The crassness of advertising and marketing in this country needs to stop.
People can be very good at trumpeting certain causes, such as outlawing cigarette smoking in public places, making sure animals have rights, cleaning up the environment. But when it comes to the pollution of the eyes and ears, protests are nonexistent.
So many stimuli exist in the 21st century that makes it practically impossible to shield young children from being bombarded by images and sounds that at the very least makes it quite difficult to explain to young people, at the worst makes life around them coarse and vulgar.
In the past, double entendres were employed as a way to get around a censor. Nowadays, there is no fooling of what the true meaning of something is. In fact, often the magnified message is quite clear, slammed in your face super-sized style, leaving no doubt what is intended.
All this crassness in the advertising and marketing industries is akin to a bunch of boys sneaking a peak at a Playboy magazine or porn website. They know what they’re doing is considered “forbidden” but it’s fun doing it anyway because they’re getting away with something.
Here are recent samples of promotional campaigns that have appeared in print, on television, on billboards, and, incredulously, on public buses. Evidently, city transportation agencies have no sense of decency on how they generate revenue.
Look at the new HBO series “Hung”. No, it is not about capital punishment. According to the series description, “Ray resolves to take advantage of his greatest asset, in hopes of changing his fortunes in a big way.”
“Zack and Miri Make a Porno.” Amazingly, some news outlets showed a touch of class by refusing to run the full title of this film.
E!’s “The Girls Next Door” ran commercials during TBS’s broadcast of the baseball division series last fall showing scenes of naked women’s backsides blurred, a naked woman who had mud on her breasts and nothing else, and women in all kind of lurid poses. What a nice way to spend the evening with my 9-year-old son.
How about Showtime’s new “Nurse Jackie” with the ad line “life is full of little pricks.”
Quizno’s marketing campaign for its Toasty Torpedo sandwich with a commercial showing a man physically inserting a phallic-shaped sandwich into an oven opening, with the oven speaking to the man ala the computer HAL from “2001: A Space Odyssey”, “Put it in me, Scott.”
Clearly, things have gotten out of control. This is not about censorship. It’s about boundaries. It’s about someone, somewhere taking a stand for what is naughty and what is nice.
If your reaction to these examples is “big deal”, then my point is made: people have become blinded to good taste.
No standards seem to exist anywhere anymore. Are viewers asleep out there?
We all should feel embarrassed when we see and hear these images. Evidently shame is on the endangered species list of human traits along with responsibility for one’s actions.
No, using four-letter words and profane depictions is not the end of American civilization. But why aren’t more people riled up about these gutter tactics occurring regularly on TV, billboards, and webpages?
One of the main problems with so much of this is the blurring of right from wrong. Children growing up with a coarser culture are bound to be courser themselves.

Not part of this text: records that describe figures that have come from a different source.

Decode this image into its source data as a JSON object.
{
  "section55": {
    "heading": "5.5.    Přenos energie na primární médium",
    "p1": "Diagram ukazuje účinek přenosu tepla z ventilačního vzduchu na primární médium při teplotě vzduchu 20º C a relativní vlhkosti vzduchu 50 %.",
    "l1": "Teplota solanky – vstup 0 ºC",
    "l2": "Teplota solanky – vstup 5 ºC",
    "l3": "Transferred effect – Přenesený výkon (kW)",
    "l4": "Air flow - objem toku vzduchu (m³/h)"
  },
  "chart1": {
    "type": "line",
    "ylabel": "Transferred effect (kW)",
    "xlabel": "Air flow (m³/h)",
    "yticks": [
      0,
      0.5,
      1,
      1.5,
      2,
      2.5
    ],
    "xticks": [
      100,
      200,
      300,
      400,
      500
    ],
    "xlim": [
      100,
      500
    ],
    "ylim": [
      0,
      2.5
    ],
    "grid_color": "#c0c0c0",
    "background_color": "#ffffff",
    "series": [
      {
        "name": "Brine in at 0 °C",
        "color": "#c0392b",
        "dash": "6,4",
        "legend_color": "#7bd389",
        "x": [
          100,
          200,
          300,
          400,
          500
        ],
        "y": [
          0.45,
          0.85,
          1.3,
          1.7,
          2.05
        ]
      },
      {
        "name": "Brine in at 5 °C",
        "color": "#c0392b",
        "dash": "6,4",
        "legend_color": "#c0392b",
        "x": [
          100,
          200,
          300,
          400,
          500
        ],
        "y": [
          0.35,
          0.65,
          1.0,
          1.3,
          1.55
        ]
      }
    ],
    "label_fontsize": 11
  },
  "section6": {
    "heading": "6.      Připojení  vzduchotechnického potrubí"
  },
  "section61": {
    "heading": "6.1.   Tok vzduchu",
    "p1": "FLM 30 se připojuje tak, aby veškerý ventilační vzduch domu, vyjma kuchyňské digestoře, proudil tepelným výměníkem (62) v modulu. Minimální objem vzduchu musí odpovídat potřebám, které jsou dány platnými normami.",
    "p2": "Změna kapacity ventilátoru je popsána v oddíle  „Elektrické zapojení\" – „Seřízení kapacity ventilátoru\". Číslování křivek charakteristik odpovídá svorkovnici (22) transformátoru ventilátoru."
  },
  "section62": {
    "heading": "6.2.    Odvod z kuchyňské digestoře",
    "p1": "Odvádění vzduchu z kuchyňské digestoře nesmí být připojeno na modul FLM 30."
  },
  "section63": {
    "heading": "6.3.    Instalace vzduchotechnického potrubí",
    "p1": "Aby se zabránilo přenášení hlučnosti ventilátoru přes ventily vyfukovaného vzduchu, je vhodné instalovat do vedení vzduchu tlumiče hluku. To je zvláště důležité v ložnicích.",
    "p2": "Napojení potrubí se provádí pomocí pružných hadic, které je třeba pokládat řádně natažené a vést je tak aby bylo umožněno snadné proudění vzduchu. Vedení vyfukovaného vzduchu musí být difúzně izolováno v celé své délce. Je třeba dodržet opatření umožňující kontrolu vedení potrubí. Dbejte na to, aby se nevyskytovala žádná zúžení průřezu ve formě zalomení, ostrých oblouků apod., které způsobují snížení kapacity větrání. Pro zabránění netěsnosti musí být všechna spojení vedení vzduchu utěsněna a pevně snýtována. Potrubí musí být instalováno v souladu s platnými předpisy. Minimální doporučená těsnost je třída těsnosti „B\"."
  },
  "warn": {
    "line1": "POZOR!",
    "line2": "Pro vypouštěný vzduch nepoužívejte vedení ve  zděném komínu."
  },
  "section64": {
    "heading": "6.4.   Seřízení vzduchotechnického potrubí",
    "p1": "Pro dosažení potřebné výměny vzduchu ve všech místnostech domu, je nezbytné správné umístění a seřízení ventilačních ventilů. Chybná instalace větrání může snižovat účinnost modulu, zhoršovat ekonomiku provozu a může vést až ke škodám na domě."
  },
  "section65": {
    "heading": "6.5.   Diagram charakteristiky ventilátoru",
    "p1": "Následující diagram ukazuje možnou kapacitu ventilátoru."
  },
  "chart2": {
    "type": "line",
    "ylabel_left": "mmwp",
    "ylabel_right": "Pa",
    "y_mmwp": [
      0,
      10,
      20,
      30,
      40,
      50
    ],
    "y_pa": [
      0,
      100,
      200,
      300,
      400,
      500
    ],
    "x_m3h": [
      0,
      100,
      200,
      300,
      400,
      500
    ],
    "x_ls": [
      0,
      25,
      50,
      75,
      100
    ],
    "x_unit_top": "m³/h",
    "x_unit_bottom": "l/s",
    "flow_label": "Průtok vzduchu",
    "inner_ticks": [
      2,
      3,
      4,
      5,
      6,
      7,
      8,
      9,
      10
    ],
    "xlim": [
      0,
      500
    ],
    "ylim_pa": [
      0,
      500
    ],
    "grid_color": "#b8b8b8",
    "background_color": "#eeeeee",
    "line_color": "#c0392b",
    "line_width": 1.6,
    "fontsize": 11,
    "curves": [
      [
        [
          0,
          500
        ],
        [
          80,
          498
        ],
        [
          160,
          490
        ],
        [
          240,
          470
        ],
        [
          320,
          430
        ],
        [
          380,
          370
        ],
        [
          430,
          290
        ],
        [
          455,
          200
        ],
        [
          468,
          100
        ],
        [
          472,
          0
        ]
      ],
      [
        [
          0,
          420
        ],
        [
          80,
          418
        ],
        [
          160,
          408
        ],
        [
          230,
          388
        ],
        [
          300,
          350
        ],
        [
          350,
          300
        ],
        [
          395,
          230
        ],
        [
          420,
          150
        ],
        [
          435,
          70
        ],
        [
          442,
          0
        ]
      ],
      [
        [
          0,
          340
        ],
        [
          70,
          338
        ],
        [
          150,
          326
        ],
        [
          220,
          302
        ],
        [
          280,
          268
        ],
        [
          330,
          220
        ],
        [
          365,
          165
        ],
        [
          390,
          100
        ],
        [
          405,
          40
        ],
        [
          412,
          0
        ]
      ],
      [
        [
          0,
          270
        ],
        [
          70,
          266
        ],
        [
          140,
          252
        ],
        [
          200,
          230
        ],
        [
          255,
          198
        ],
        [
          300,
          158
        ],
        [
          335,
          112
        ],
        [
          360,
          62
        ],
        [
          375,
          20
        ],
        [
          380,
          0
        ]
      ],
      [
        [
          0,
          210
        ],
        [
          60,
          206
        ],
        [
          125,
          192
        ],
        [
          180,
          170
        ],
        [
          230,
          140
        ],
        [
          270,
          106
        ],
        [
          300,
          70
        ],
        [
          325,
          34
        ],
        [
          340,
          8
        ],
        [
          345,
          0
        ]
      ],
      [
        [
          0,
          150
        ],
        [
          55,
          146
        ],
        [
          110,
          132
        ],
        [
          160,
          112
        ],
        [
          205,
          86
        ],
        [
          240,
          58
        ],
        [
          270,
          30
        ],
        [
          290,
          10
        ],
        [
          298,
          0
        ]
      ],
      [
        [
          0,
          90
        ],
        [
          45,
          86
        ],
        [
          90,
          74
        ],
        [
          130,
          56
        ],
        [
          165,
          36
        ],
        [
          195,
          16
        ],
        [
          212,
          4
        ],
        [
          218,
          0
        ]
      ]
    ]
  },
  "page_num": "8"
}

We don’t know the possible harm that is being done on young people’s pyches. As human beings all of us should strive to be the best that we can be. Unfortunately, too many media messages push the envelope in a kind of contest of how crude can people get.
There is plenty of room in the marketplace for garbage. The public should have the choice whether or not to be forced to look at it and smell it.
Whenever you see something that definitely crosses the line, make a point not to see the movie or watch the series or buy the product. It is time for good, decent people to let these companies know that enough is enough.